North Korea open to talk at any time

North Korea open to talk at any time
A picture shows the fourth tunnel of North Korea's nuclear test site is blown up in Punggye-ri, North Korea.

Seoul - President Trump's decision came after repeated threats by North Korea to pull out of the summit over confrontational remarks by US officials.



By Reuters

Published: Fri 25 May 2018, 10:41 PM

Last updated: Sat 26 May 2018, 12:45 AM

North Korea said on Friday it was still open to talks with the United States after President Donald Trump called off a summit with leader Kim Jong Un, saying it hoped the "Trump formula" could resolve the standoff over its nuclear weapons programme.
Trump on Thursday announced his withdrawal from what would have been the first-ever meeting between a serving US president and a North Korean leader, scheduled for Singapore on June 12, in a letter to Kim, citing North Korea's "tremendous anger and open hostility".
President Trump's decision came after repeated threats by North Korea to pull out of the summit over confrontational remarks by US officials.
"We have inwardly highly appreciated President Trump for having made the bold decision, which any other US presidents dared not, and made efforts for such a crucial event as the summit," North Korean Vice Foreign Minister Kim Kye Gwan said in a statement carried by state media.
"We even inwardly hoped that what is called 'Trump formula' would help clear both sides of their worries and comply with the requirements of our side and would be a wise way of substantial effect for settling the issue," he said, without elaborating.
Kim Kye Gwan said North Korea's recent criticisms of certain US officials had been a reaction to unbridled American rhetoric, and that the current antagonism showed "the urgent necessity" for the summit.
"His sudden and unilateral announcement to cancel the summit is something unexpected to us and we can not but feel great regret for it," Kim Kye Gwan said, adding that North Korea remained open to resolving issues with Washington "regardless of ways, at any time".
North Korea had sharply criticised suggestions by Trump's national security adviser, John Bolton, and Vice-President Mike Pence that it could share the fate of Libya if it did not swiftly surrender its nuclear arsenal.
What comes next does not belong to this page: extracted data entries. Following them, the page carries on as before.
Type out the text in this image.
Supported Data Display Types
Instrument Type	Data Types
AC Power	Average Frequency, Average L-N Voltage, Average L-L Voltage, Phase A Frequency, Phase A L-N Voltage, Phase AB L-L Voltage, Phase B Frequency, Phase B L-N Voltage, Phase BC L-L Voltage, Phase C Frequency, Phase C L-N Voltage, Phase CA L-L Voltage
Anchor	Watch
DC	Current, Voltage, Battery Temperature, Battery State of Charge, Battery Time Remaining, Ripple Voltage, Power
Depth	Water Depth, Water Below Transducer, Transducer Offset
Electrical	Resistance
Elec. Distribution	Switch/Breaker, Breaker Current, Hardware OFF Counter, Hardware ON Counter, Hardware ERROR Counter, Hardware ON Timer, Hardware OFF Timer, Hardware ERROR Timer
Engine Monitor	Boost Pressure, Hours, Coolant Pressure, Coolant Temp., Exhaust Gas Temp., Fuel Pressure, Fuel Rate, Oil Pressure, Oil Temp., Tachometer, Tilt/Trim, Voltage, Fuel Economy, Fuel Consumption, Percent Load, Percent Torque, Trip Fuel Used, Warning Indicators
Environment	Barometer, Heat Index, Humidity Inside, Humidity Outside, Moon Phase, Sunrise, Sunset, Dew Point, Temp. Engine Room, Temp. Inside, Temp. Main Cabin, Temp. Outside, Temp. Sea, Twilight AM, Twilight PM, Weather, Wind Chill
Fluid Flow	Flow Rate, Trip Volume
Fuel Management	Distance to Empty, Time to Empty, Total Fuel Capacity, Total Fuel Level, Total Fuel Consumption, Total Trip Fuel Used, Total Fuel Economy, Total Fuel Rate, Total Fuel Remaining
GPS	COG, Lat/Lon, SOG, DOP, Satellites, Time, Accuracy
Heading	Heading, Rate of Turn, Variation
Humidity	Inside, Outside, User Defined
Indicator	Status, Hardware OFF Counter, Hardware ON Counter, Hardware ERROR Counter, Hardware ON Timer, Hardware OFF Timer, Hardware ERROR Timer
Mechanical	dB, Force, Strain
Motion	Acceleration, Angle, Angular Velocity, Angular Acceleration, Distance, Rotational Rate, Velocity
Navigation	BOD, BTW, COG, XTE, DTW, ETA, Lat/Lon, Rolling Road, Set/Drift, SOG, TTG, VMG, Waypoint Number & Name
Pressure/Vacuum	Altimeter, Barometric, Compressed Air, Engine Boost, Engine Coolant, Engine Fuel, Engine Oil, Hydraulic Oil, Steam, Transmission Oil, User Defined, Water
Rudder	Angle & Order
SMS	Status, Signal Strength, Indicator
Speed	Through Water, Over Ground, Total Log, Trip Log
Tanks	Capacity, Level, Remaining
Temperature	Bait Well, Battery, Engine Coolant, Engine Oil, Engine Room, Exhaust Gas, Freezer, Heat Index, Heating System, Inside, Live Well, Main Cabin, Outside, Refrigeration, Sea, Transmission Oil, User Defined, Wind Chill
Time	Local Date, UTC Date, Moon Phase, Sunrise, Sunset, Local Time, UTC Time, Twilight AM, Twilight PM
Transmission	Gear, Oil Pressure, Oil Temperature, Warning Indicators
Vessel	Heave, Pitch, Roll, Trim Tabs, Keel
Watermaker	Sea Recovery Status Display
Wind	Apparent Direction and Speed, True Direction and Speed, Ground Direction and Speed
Libyan leader Muammar Gaddafi was deposed and killed by Nato-backed militants after halting his nascent nuclear programme.
North Korea on Thursday announced it had completely dismantled its Punggye-ri nuclear test facility "to ensure the transparency of discontinuance" of nuclear testing.
Footage of the event broadcast by South Korean media on Friday showed explosions throwing up huge clouds of dust and debris as they destroyed tunnel entrances and multiple wooden structures around the site.
Other images showed North Korean officials displaying a map of the site, including several major tunnel complexes they said were unused and completely operational prior to being destroyed.
Some analysts are worried the cancelling of the summit could prompt a resumption in hostilities, including renewed shorter-range missile tests or stepped-up cyber attacks by Pyongyang and increased sanctions or deployment of new military assets by Washington.
Many South Koreans reacted angrily to the announcement, feeling they had been cheated of a chance of a lifetime to live in peace.
North Korea's measured response provided some solace for nervous financial markets, with Asian shares almost flat.
"I suspect they couldn't agree on denuclearisation," said Masahiro Ichikawa, senior strategist at Sumitomo Mitsui Asset Management. "But looking at comments from the both sides, none of them is ruling out holding a meeting in the future. So I do not expect to see an immediate escalation in military tension."
South Korean President Moon Jae-in, who worked hard to help set up the summit and urged Trump at a White House meeting on Tuesday not to let a rare opportunity slip away, said he was "perplexed" by the cancellation. He urged Trump and Kim to talk directly.
US Secretary of State Mike Pompeo and his South Korean counterpart, Kang Kyung-wha, held a phone call and agreed to continue working towards creating the right conditions for the United States and North Korea to talk, the South's foreign ministry said in a statement.